A young man, before dancing a slow dance, should learn that in the process he should not cling to the girl too much. Feeling her figure, trying to grab her hips is not the best course of action. It is much more correct to smoothly lead the partner, embracing her by the waist with her left hand, and the girl’s right hand should be held in her hand, slightly bent at the elbow. It would be nice to get in time with the music (at least not try to "overtake" the rhythm). In order not to doubt how you look in the eyes of a partner, it would be nice to rehearse in front of a mirror how to invite a girl. And in how to move to the beat of the music, it also does not hurt to practice!

What should a girl know?

A girl, before being interested in how to slow dance, needs to learn how to accept an invitation or refuse it correctly. If you agree to dance, bow your head and take the outstretched hand. If not, do not shake your head frantically and loudly declare that you do not want to dance with this individual. Just shake your head and apologize.

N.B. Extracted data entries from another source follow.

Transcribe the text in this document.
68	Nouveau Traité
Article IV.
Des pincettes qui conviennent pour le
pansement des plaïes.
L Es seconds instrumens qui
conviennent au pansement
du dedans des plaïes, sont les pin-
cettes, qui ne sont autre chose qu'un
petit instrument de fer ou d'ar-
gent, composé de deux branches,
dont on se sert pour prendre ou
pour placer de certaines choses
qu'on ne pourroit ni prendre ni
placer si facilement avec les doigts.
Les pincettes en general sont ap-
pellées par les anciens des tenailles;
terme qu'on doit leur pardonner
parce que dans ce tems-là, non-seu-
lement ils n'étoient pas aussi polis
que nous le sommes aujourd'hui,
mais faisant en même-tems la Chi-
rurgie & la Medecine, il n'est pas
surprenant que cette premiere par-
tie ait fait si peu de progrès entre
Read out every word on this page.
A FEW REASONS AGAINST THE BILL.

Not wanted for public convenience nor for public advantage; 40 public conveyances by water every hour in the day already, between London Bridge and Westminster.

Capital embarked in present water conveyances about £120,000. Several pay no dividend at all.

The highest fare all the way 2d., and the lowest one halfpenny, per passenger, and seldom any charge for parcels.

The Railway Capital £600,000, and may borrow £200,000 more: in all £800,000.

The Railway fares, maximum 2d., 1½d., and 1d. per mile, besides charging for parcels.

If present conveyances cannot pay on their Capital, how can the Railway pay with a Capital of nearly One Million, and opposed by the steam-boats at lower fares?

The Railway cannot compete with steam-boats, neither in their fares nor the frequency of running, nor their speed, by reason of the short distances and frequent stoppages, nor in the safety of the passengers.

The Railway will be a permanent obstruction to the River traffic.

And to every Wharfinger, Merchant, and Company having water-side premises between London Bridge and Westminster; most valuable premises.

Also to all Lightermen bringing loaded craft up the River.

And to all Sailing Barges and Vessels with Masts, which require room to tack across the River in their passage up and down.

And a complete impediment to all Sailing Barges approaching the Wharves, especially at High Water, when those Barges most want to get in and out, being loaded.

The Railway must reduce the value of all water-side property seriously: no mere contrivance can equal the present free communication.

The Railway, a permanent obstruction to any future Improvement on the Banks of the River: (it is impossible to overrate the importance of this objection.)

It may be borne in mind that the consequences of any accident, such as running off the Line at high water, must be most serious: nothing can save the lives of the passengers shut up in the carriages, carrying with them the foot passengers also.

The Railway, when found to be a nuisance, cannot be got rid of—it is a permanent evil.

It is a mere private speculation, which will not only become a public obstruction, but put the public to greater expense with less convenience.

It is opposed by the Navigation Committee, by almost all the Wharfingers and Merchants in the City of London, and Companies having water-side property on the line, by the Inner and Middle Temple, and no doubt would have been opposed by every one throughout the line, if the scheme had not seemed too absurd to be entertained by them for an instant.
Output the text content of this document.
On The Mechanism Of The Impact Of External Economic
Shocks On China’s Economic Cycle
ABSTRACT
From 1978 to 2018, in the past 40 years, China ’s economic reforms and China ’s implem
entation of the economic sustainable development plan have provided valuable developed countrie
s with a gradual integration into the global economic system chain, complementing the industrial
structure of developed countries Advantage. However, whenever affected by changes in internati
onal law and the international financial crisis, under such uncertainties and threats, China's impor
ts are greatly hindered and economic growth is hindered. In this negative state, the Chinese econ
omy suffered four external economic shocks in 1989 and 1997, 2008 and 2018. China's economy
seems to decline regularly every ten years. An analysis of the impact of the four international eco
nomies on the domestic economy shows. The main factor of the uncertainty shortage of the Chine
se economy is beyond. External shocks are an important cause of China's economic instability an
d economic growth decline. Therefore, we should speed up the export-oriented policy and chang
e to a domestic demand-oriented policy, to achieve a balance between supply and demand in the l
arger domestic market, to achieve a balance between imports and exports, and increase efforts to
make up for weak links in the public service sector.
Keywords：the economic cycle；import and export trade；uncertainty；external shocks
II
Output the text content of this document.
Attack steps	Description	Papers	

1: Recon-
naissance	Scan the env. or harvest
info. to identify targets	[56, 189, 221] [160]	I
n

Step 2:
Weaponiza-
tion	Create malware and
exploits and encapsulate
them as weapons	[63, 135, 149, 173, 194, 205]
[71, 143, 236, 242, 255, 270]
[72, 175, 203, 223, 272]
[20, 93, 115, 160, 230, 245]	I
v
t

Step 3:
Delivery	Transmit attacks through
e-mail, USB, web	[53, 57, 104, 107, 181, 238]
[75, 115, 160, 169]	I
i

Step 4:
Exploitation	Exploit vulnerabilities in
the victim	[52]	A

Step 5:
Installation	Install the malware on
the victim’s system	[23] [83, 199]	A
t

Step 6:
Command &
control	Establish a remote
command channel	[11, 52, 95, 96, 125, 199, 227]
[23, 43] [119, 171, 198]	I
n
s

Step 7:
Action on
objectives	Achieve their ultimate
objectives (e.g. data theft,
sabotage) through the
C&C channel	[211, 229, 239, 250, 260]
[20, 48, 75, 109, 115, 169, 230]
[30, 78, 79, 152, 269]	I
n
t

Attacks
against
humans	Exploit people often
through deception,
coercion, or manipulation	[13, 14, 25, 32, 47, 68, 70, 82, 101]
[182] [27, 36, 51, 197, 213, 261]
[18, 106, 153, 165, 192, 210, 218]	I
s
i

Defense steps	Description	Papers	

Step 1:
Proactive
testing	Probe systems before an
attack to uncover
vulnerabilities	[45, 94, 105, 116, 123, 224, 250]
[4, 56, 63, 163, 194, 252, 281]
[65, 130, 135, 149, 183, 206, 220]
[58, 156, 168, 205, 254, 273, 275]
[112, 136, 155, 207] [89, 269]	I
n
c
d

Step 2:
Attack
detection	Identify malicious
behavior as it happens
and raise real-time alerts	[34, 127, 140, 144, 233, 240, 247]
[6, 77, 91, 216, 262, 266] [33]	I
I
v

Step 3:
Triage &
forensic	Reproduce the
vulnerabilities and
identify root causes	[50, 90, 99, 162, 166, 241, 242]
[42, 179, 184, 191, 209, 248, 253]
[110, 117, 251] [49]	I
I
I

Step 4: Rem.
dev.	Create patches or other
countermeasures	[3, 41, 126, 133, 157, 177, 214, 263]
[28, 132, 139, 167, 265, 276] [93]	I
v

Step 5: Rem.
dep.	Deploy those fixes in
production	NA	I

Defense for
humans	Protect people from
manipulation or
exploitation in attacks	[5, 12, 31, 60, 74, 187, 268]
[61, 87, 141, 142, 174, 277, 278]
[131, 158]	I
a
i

In the dance, you should not hang yourself on your partner's neck, lay your head on his shoulder (unless, of course, you are an official couple). It is definitely not worth taking on a leading role and trying to lead. It's the guy's prerogative. That's all! There is nothing complicated about how to slow dance with a guy, no! You just need to demonstrate the femininity that is characteristic of girls.

For both girls and guys, in order to understand how to slow dance, it is worth watching a couple of films - this will become an object lesson.